Zondervan H A, Oosting J, Smorenberg-Schoorl M E, Treffers P E
Department of Obstetrics and Gynecology, University of Amsterdam, The Netherlands.
Gynecol Obstet Invest. 1988;25(2):83-8. doi: 10.1159/000293751.
Hemoconcentration is prominent in preeclampsia. Concomitant changes in the flow properties of maternal blood, i.e. in whole blood viscosity (WBV), might be related to the occurrence of fetal or maternal complications. To test this hypothesis, WBV was estimated in 228 pregnancies. Patients were assigned to one of four groups according to maximum diastolic blood pressure. Significantly higher WBV values were found in the more hypertensive groups throughout pregnancy. WBV data, obtained between 26 and 36 weeks of amenorrhea, contributed significantly, independently of hypertension, to the prediction of fetal outcome.

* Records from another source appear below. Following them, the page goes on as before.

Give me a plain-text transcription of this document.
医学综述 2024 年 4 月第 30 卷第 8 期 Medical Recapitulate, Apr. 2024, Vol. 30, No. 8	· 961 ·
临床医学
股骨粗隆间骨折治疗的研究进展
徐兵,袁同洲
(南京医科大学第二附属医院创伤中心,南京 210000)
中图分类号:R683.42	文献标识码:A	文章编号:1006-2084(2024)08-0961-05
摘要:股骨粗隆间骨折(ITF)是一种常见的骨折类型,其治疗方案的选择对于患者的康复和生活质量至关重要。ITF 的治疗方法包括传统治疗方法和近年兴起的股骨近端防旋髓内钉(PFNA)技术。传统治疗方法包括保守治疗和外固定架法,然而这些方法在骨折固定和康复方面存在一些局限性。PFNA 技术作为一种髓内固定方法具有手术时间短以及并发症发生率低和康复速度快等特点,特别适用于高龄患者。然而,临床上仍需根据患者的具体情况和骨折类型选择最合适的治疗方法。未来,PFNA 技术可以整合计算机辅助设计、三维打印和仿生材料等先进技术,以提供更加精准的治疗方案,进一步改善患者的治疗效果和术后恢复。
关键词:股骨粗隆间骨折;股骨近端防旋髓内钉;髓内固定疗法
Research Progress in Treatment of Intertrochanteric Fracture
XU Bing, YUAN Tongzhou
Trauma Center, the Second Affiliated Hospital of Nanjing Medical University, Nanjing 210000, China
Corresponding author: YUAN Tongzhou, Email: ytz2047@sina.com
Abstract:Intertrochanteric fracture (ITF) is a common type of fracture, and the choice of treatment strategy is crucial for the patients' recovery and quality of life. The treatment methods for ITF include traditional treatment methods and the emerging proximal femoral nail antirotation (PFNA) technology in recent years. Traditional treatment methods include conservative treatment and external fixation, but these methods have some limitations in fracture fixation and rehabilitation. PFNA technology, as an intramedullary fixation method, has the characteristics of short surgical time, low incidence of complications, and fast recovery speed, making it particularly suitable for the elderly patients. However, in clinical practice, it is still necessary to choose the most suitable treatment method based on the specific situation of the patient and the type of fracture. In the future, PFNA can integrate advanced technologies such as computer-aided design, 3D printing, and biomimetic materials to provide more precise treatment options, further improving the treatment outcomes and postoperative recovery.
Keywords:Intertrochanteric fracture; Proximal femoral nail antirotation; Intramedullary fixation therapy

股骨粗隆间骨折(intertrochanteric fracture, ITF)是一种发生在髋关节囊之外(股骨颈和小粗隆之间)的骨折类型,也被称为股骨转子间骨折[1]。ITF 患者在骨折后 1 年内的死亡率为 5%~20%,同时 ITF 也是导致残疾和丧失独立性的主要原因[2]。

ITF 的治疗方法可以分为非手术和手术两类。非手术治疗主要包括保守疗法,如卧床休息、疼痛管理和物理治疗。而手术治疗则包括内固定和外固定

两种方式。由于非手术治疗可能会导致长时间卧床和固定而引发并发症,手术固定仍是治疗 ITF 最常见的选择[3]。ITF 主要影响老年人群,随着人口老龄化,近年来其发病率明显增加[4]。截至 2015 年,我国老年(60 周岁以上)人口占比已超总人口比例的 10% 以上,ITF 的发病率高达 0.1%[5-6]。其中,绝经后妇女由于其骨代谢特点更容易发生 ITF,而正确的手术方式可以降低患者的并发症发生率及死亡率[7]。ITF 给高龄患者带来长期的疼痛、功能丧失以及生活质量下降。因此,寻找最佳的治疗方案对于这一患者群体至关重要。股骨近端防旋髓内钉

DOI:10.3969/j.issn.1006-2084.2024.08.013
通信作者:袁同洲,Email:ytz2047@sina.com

With regard to maternal complications, no significant contribution of WBV data could be established independently of blood pressure. The results support the hypothesis that WBV is a determining factor in the efficacy of placental perfusion.
血液浓缩在子痫前期较为突出。母体血液流动特性的相应变化,即全血粘度(WBV)的变化,可能与胎儿或母体并发症的发生有关。为验证这一假设,对228例妊娠孕妇的全血粘度进行了评估。根据最大舒张压将患者分为四组。在整个孕期,高血压程度较高的组全血粘度值显著更高。在闭经26至36周期间获得的全血粘度数据,独立于高血压因素,对胎儿结局的预测有显著贡献。关于母体并发症,全血粘度数据独立于血压因素未显示出显著贡献。这些结果支持了全血粘度是胎盘灌注效能决定因素的假设。